Whether that makes any sense whatsoever, you can appreciate how much it cost. According to Ryan Grim and Paul Blumenthal, Peterson’s four-year commitment to his new foundation totaled $458 million. They made those calculations before this summer, when two new Peterson-aided groups emerged—Fix the Debt and The Can Kicks Back. The latter group was actually co-founded by a veteran of the David Walker presidential campaign. The former rebooted the Concord Coalition model by signing up Democrats, like former Pennsylvania Gov. Ed Rendell and Los Angeles Mayor Antonio Villaraigosa, to make common cause with 80 CEOs.

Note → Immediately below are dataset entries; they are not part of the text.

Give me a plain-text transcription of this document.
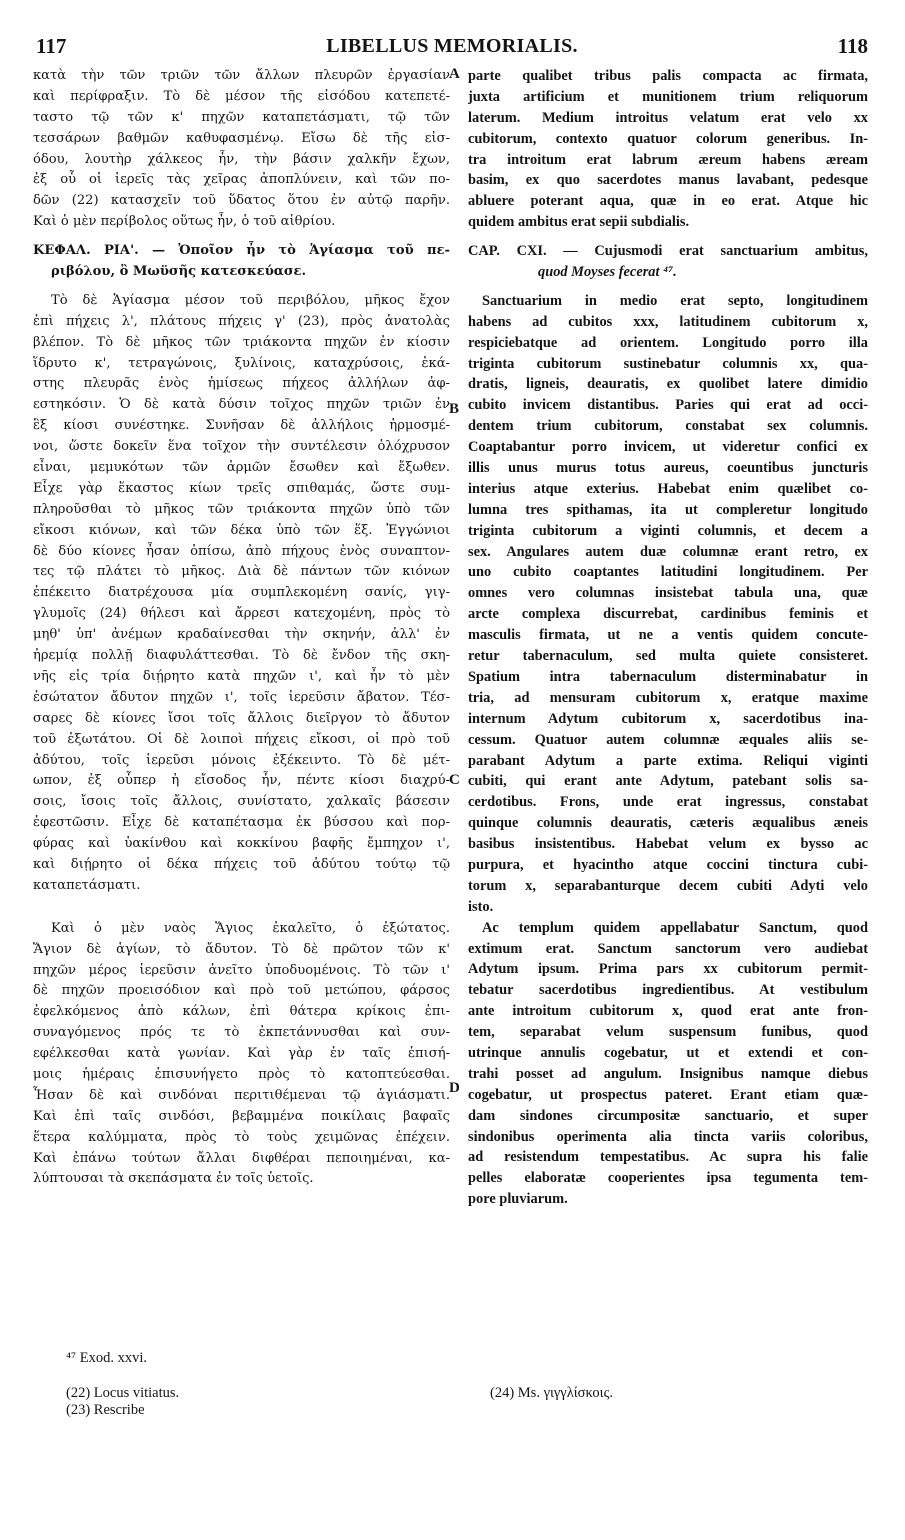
117	LIBELLUS MEMORIALIS.	118
κατὰ τὴν τῶν τριῶν τῶν ἄλλων πλευρῶν ἐργασίαν
καὶ περίφραξιν. Τὸ δὲ μέσον τῆς εἰσόδου κατεπετέ-
ταστο τῷ τῶν κ' πηχῶν καταπετάσματι, τῷ τῶν
τεσσάρων βαθμῶν καθυφασμένῳ. Εἴσω δὲ τῆς εἰσ-
όδου, λουτὴρ χάλκεος ἦν, τὴν βάσιν χαλκῆν ἔχων,
ἐξ οὗ οἱ ἱερεῖς τὰς χεῖρας ἀποπλύνειν, καὶ τῶν πο-
δῶν (22) κατασχεῖν τοῦ ὕδατος ὅτου ἐν αὐτῷ παρῆν.
Καὶ ὁ μὲν περίβολος οὕτως ἦν, ὁ τοῦ αἰθρίου.
ΚΕΦΑΛ. ΡΙΑ'. — Ὁποῖον ἦν τὸ Ἁγίασμα τοῦ πε-
ριβόλου, ὃ Μωϋσῆς κατεσκεύασε.
Τὸ δὲ Ἁγίασμα μέσον τοῦ περιβόλου, μῆκος ἔχον
ἐπὶ πήχεις λ', πλάτους πήχεις γ' (23), πρὸς ἀνατολὰς
βλέπον. Τὸ δὲ μῆκος τῶν τριάκοντα πηχῶν ἐν κίοσιν
ἵδρυτο κ', τετραγώνοις, ξυλίνοις, καταχρύσοις, ἑκά-
στης πλευρᾶς ἑνὸς ἡμίσεως πήχεος ἀλλήλων ἀφ-
εστηκόσιν. Ὁ δὲ κατὰ δύσιν τοῖχος πηχῶν τριῶν ἐν
ἓξ κίοσι συνέστηκε. Συνῆσαν δὲ ἀλλήλοις ἡρμοσμέ-
νοι, ὥστε δοκεῖν ἕνα τοῖχον τὴν συντέλεσιν ὁλόχρυσον
εἶναι, μεμυκότων τῶν ἁρμῶν ἔσωθεν καὶ ἔξωθεν.
Εἶχε γὰρ ἕκαστος κίων τρεῖς σπιθαμάς, ὥστε συμ-
πληροῦσθαι τὸ μῆκος τῶν τριάκοντα πηχῶν ὑπὸ τῶν
εἴκοσι κιόνων, καὶ τῶν δέκα ὑπὸ τῶν ἕξ. Ἐγγώνιοι
δὲ δύο κίονες ἦσαν ὀπίσω, ἀπὸ πήχους ἑνὸς συναπτον-
τες τῷ πλάτει τὸ μῆκος. Διὰ δὲ πάντων τῶν κιόνων
ἐπέκειτο διατρέχουσα μία συμπλεκομένη σανίς, γιγ-
γλυμοῖς (24) θήλεσι καὶ ἄρρεσι κατεχομένη, πρὸς τὸ
μηθ' ὑπ' ἀνέμων κραδαίνεσθαι τὴν σκηνήν, ἀλλ' ἐν
ἠρεμίᾳ πολλῇ διαφυλάττεσθαι. Τὸ δὲ ἔνδον τῆς σκη-
νῆς εἰς τρία διῄρητο κατὰ πηχῶν ι', καὶ ἦν τὸ μὲν
ἐσώτατον ἄδυτον πηχῶν ι', τοῖς ἱερεῦσιν ἄβατον. Τέσ-
σαρες δὲ κίονες ἴσοι τοῖς ἄλλοις διεῖργον τὸ ἄδυτον
τοῦ ἐξωτάτου. Οἱ δὲ λοιποὶ πήχεις εἴκοσι, οἱ πρὸ τοῦ
ἀδύτου, τοῖς ἱερεῦσι μόνοις ἐξέκειντο. Τὸ δὲ μέτ-
ωπον, ἐξ οὗπερ ἡ εἴσοδος ἦν, πέντε κίοσι διαχρύ-
σοις, ἴσοις τοῖς ἄλλοις, συνίστατο, χαλκαῖς βάσεσιν
ἐφεστῶσιν. Εἶχε δὲ καταπέτασμα ἐκ βύσσου καὶ πορ-
φύρας καὶ ὑακίνθου καὶ κοκκίνου βαφῆς ἔμπηχον ι',
καὶ διῄρητο οἱ δέκα πήχεις τοῦ ἀδύτου τούτῳ τῷ
καταπετάσματι.
Καὶ ὁ μὲν ναὸς Ἅγιος ἐκαλεῖτο, ὁ ἐξώτατος.
Ἅγιον δὲ ἁγίων, τὸ ἄδυτον. Τὸ δὲ πρῶτον τῶν κ'
πηχῶν μέρος ἱερεῦσιν ἀνεῖτο ὑποδυομένοις. Τὸ τῶν ι'
δὲ πηχῶν προεισόδιον καὶ πρὸ τοῦ μετώπου, φάρσος
ἐφελκόμενος ἀπὸ κάλων, ἐπὶ θάτερα κρίκοις ἐπι-
συναγόμενος πρός τε τὸ ἐκπετάννυσθαι καὶ συν-
εφέλκεσθαι κατὰ γωνίαν. Καὶ γὰρ ἐν ταῖς ἐπισή-
μοις ἡμέραις ἐπισυνήγετο πρὸς τὸ κατοπτεύεσθαι.
Ἦσαν δὲ καὶ σινδόναι περιτιθέμεναι τῷ ἁγιάσματι.
Καὶ ἐπὶ ταῖς σινδόσι, βεβαμμένα ποικίλαις βαφαῖς
ἕτερα καλύμματα, πρὸς τὸ τοὺς χειμῶνας ἐπέχειν.
Καὶ ἐπάνω τούτων ἄλλαι διφθέραι πεποιημέναι, κα-
λύπτουσαι τὰ σκεπάσματα ἐν τοῖς ὑετοῖς.
A
B
C
D
parte qualibet tribus palis compacta ac firmata,
juxta artificium et munitionem trium reliquorum
laterum. Medium introitus velatum erat velo xx
cubitorum, contexto quatuor colorum generibus. In-
tra introitum erat labrum æreum habens æream
basim, ex quo sacerdotes manus lavabant, pedesque
abluere poterant aqua, quæ in eo erat. Atque hic
quidem ambitus erat sepii subdialis.
CAP. CXI. — Cujusmodi erat sanctuarium ambitus,
quod Moyses fecerat ⁴⁷.
Sanctuarium in medio erat septo, longitudinem
habens ad cubitos xxx, latitudinem cubitorum x,
respiciebatque ad orientem. Longitudo porro illa
triginta cubitorum sustinebatur columnis xx, qua-
dratis, ligneis, deauratis, ex quolibet latere dimidio
cubito invicem distantibus. Paries qui erat ad occi-
dentem trium cubitorum, constabat sex columnis.
Coaptabantur porro invicem, ut videretur confici ex
illis unus murus totus aureus, coeuntibus juncturis
interius atque exterius. Habebat enim quælibet co-
lumna tres spithamas, ita ut compleretur longitudo
triginta cubitorum a viginti columnis, et decem a
sex. Angulares autem duæ columnæ erant retro, ex
uno cubito coaptantes latitudini longitudinem. Per
omnes vero columnas insistebat tabula una, quæ
arcte complexa discurrebat, cardinibus feminis et
masculis firmata, ut ne a ventis quidem concute-
retur tabernaculum, sed multa quiete consisteret.
Spatium intra tabernaculum disterminabatur in
tria, ad mensuram cubitorum x, eratque maxime
internum Adytum cubitorum x, sacerdotibus ina-
cessum. Quatuor autem columnæ æquales aliis se-
parabant Adytum a parte extima. Reliqui viginti
cubiti, qui erant ante Adytum, patebant solis sa-
cerdotibus. Frons, unde erat ingressus, constabat
quinque columnis deauratis, cæteris æqualibus æneis
basibus insistentibus. Habebat velum ex bysso ac
purpura, et hyacintho atque coccini tinctura cubi-
torum x, separabanturque decem cubiti Adyti velo
isto.
Ac templum quidem appellabatur Sanctum, quod
extimum erat. Sanctum sanctorum vero audiebat
Adytum ipsum. Prima pars xx cubitorum permit-
tebatur sacerdotibus ingredientibus. At vestibulum
ante introitum cubitorum x, quod erat ante fron-
tem, separabat velum suspensum funibus, quod
utrinque annulis cogebatur, ut et extendi et con-
trahi posset ad angulum. Insignibus namque diebus
cogebatur, ut prospectus pateret. Erant etiam quæ-
dam sindones circumpositæ sanctuario, et super
sindonibus operimenta alia tincta variis coloribus,
ad resistendum tempestatibus. Ac supra his falie
pelles elaboratæ cooperientes ipsa tegumenta tem-
pore pluviarum.
⁴⁷ Exod. xxvi.
(22) Locus vitiatus.
(23) Rescribe
(24) Ms. γιγγλίσκοις.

The new-new deficit hawk campaigns managed to spook liberals anew. The Fix the Debt campaign became an immediate presence on cable news, set up meetings with the president, and scheduled a post-election conference—chaired by Maya MacGuineas. But when, exactly, was one of these “education” campaigns supposed to pay off? This August, nearly 20 years after that blockbuster Greenberg-Quinlan poll, the Associated Press-GfK poll asked voters how they preferred to fund Social Security. Did they want a benefit cut or a tax hike? The tax hike won out, 53 to 36 percent.

I sat in on Fix the Debt’s D.C. conference last week. Narrowly, I’d missed the main news of the day—a group of liberal protesters heckled the first speaker, Sen. Rob Portman, until he paused his speech to talk with them about Social Security cuts. But I did find David Walker, who quickly handed me a gift—a mocked-up $10 million bill, with Andrew Jackson’s face on the front. It advertised his own deficit hawk group, the Comeback America Initiative. I asked Walker whether more panels and forums were actually moving the needle for his preferred reforms.*

“It serves to reinforce how a range of business leaders and others think it’s vitally important,” he said. “Yes, you need a broader coalition, but it’s great that business leaders are back in the game. They were largely missing in action for a number of years. It’s fantastic that they’re back in the game!”

Walker sat down as Sen. Max Baucus, chairman of the finance committee, rose to give his speech. Half of the text consisted of football analogies. The other half reiterated the Democrats’ desire to raise the top tax rate and raise the debt limit with no strings—and to defend entitlements by attacking health care costs, not payouts. “Shifting costs to seniors is not the solution,” said Baucus. It sounded like Peterson et al had constructed a Trojan horse, then failed to pay attention as the Greeks piled inside.

During a break, I went to grab water at the conference’s breakfast table. Also grabbing a water, bypassing the complimentary coffee cake, was Alice Rivlin. The former OMB director, a veteran of the Obama era’s major fiscal task forces, wanted to know whether I’d seen the protests.

“The problem is that the liberal groups think this is a plot against them, that someone’s going to cannibalize Medicare tomorrow,” she said. “That’s just not part of the conversation.” I asked her whether this umpteenth meeting of the minds was going to help at all. “There’s been an awful lot of panels,” she laughed, “and I feel like I’ve been on all of ‘em.”

Correction, Dec. 11, 2012: This article originally misidentified the Comeback America Initiative as Keeping America Great, which is the group’s slogan. (Return to the corrected sentence.)